We have already had a number of good debates on whether we have struck the right balance between the rights of data subjects and the national interest, national security interests and so on. In our view, it rather undermines our role in scrutinising Government legislation and finding the right balance if we then hand over what is pretty much a carte blanche to change the balance that we have decided on, with the minimum of scrutiny, through broad Henry VIII powers. We therefore continue to oppose broad Henry VIII powers in the Bill and encourage hon. Members to support taking this clause out of the Bill.
I thank the hon. Gentleman for raising this point. Clause 113 is analogous to clause 16, which we have already debated, and provides for the Secretary of State, by regulations subject to the affirmative procedure, to add further exemptions from the provisions of part 4 or to omit exemptions added by regulations. This clause reflects amendments made in the House of Lords in response to the Delegated Powers and Regulatory Reform Committee’s concerns that the powers in the Bill as introduced, which provided for adding, varying or omitting further exemptions in relation to schedule 11, were inadequately justified and too widely drawn.

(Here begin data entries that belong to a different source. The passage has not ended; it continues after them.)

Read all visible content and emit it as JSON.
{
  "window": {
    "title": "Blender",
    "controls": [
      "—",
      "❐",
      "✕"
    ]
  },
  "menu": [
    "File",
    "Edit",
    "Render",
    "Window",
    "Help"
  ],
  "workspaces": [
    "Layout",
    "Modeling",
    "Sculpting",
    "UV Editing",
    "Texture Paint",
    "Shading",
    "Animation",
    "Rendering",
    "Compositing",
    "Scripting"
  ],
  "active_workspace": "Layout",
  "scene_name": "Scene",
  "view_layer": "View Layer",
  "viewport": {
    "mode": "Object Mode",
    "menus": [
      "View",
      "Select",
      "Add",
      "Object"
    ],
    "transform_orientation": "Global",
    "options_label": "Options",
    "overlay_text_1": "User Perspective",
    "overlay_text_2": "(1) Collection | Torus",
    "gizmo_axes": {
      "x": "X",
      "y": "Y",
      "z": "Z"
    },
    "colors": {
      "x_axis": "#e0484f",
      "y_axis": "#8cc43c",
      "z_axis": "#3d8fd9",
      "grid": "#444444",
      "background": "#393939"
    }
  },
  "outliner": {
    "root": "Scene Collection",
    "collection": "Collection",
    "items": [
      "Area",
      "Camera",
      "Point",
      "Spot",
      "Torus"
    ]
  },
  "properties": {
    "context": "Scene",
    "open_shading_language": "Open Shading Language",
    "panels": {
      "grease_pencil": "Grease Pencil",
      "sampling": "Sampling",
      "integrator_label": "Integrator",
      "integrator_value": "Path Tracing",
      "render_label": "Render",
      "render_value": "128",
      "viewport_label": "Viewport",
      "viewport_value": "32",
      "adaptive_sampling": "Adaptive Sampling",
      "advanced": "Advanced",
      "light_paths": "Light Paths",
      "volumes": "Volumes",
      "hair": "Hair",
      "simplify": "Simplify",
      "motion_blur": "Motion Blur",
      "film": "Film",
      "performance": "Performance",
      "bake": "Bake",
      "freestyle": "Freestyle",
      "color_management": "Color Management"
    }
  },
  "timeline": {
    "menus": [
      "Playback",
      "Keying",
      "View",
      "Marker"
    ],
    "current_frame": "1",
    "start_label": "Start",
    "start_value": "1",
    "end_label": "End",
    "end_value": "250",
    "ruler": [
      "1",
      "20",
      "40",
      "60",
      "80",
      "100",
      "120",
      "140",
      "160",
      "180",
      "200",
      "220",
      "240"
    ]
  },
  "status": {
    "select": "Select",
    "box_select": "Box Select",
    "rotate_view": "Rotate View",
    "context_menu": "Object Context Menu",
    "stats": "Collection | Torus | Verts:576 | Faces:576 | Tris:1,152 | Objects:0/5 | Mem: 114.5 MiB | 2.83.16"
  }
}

However, maintaining the power to add further exemptions, or to omit exemptions that have been added, provides the flexibility required, if necessary, to extend exemptions in the light of changing public policy requirements.
Any regulations will be subject to the affirmative procedure, so they will have to be debated and approved by both Houses. I hope that gives the hon. Gentleman some comfort. In addition, clause 179 requires the Home Secretary to consult the Information Commissioner and other interested parties that they consider appropriate before bringing forward any regulations. Again, those are further procedural safeguards.